Use new classic histogram conversion algorithm #1919

dricross · 2025-10-24T16:32:00Z

Description of the issue

Integrate with new algorithm for converting OTel classic histograms to CloudWatch's Value/Counts. This significantly improves percentile metrics for classic histogram metrics.

Description of changes

Integrate with new algorithm in contrib repo: amazon-contributing/opentelemetry-collector-contrib#376

Associated integ test update to fix histogram definitions: aws/amazon-cloudwatch-agent-test#617

New Algorithm

This algorithm converts each of the buckets of the input histogram into (at most) 10 value/count data pairs aka "inner buckets". The values of the inner buckets are spread evenly across the bucket span. The counts of the inner buckets are determined using an exponential mapping algorithm. Counts are weighted more heavily to one side according to an exponential function depending on how the density of the nearby buckets are changing.

Aggregation

Currently, the cloudwatch output plugin converts inputs histograms to the internal type RegularDistribution which contains a series of value/count pairs in a map. When receiving a new histogram datapoint for the same metric within the aggregation interval, the new histogram datapoint is converted to a RegularDistribution and the two resultant maps are combined, e.g. (where weight is 1):

for bucketNumber, bucketCounts := range fromDistribution.buckets {
	regularDist.buckets[bucketNumber] += bucketCounts * weight
}

With this new conversion algorithm, we are going to delay converting the OTel histogram to a series of value/count pairs until the aggregation interval is complete to avoid ballooning the number of unique values in the aggregated metric datapoint. Instead, the original OTel histogram datapoint is preserved and incoming histogram datapoints are merged similar to how the OTel deltatocumulative processor works: https://github.com/open-telemetry/opentelemetry-collector-contrib/blob/main/processor/deltatocumulativeprocessor/internal/data/add.go#L46. This makes the aggregation logic a little messy.

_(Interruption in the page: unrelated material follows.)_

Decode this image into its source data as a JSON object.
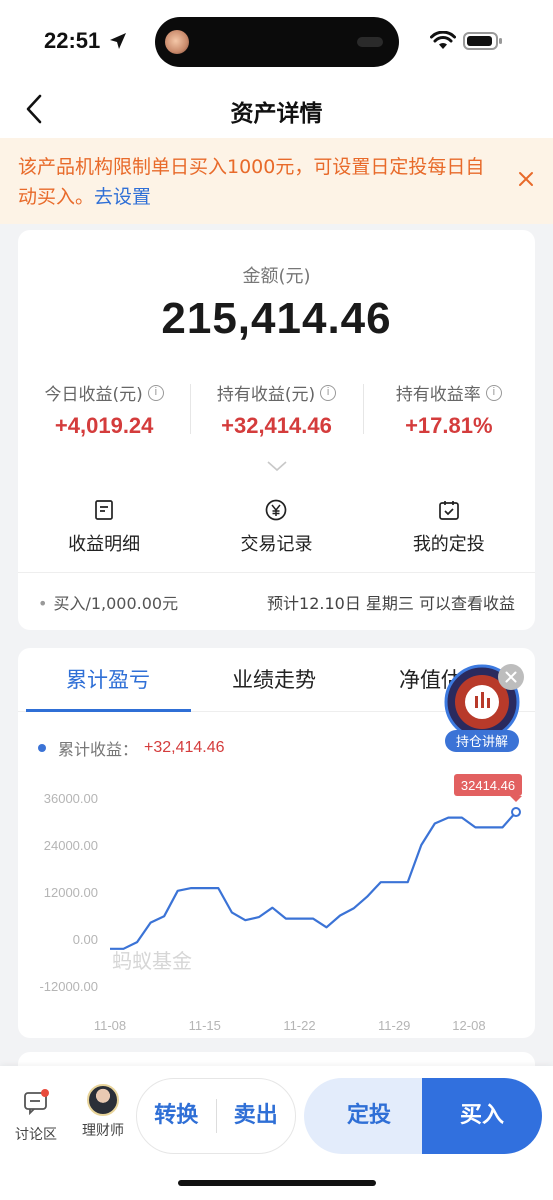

Adapter Receiver Histogram Metrics

The adapter receiver uses OTel histograms as a way to shepherd a series of values/counts to CloudWatch. As an example, StatsD histograms are ingested and stored as values/counts using a map in a distribution type. The distribution is converted to an OTel histogram to send it down the metric pipeline. This conversion stores the values as bucket bounds (which isn't quite right) and the counts as bucket counts. This cause len(bounds) == len(counts) violating the OTel histogram format. Additionally, the order of the "values" is not monotonically increasing, which also violates the OTel histogram format.

All the adapter receiver wants to do is send the input values/counts to CloudWatch so that percentile metrics are available. To keep this functionality, the new conversion algorithm and aggregation logic will be bypassed for adapter receiver histogram metrics. This is achieved by marking adapter receiver histogram datapoints with a special attribute.

Summary

[Unchanged] Gauge/Counter metrics are aggregated using RegularDistribution data type and output as value/count pairs at the end of the aggregation interval
[Unchanged] ExponentialHistogram metrics are aggregated using ExpHistogramDistribution data type and output as value/count pairs at the end of aggregation interval.
[Unchanged] Adapter receiver classic histogram metrics are aggregated using RegularDistribution data type and output as value/count pairs at the end of the aggregation interval
[NEW] Classic histogram metrics (besides those originating from the adapter receiver) are aggregated using OTel's pmetric.HistogramDataPoint type. The aggregated datapoint is converted from OTel histogram to Values/Counts using the new classic histogram mapping algorithm from the opentelemetry-collector-contrib repo at the end of the aggregation interval.

License

By submitting this pull request, I confirm that you can use, modify, copy, and redistribute this contribution, under the terms of your choice.

Tests

Use the new tools in the contrib repo so send histogram test cases to CloudWatch and then retrieve the percentile metrics. See amazon-contributing/opentelemetry-collector-contrib#376 for more details.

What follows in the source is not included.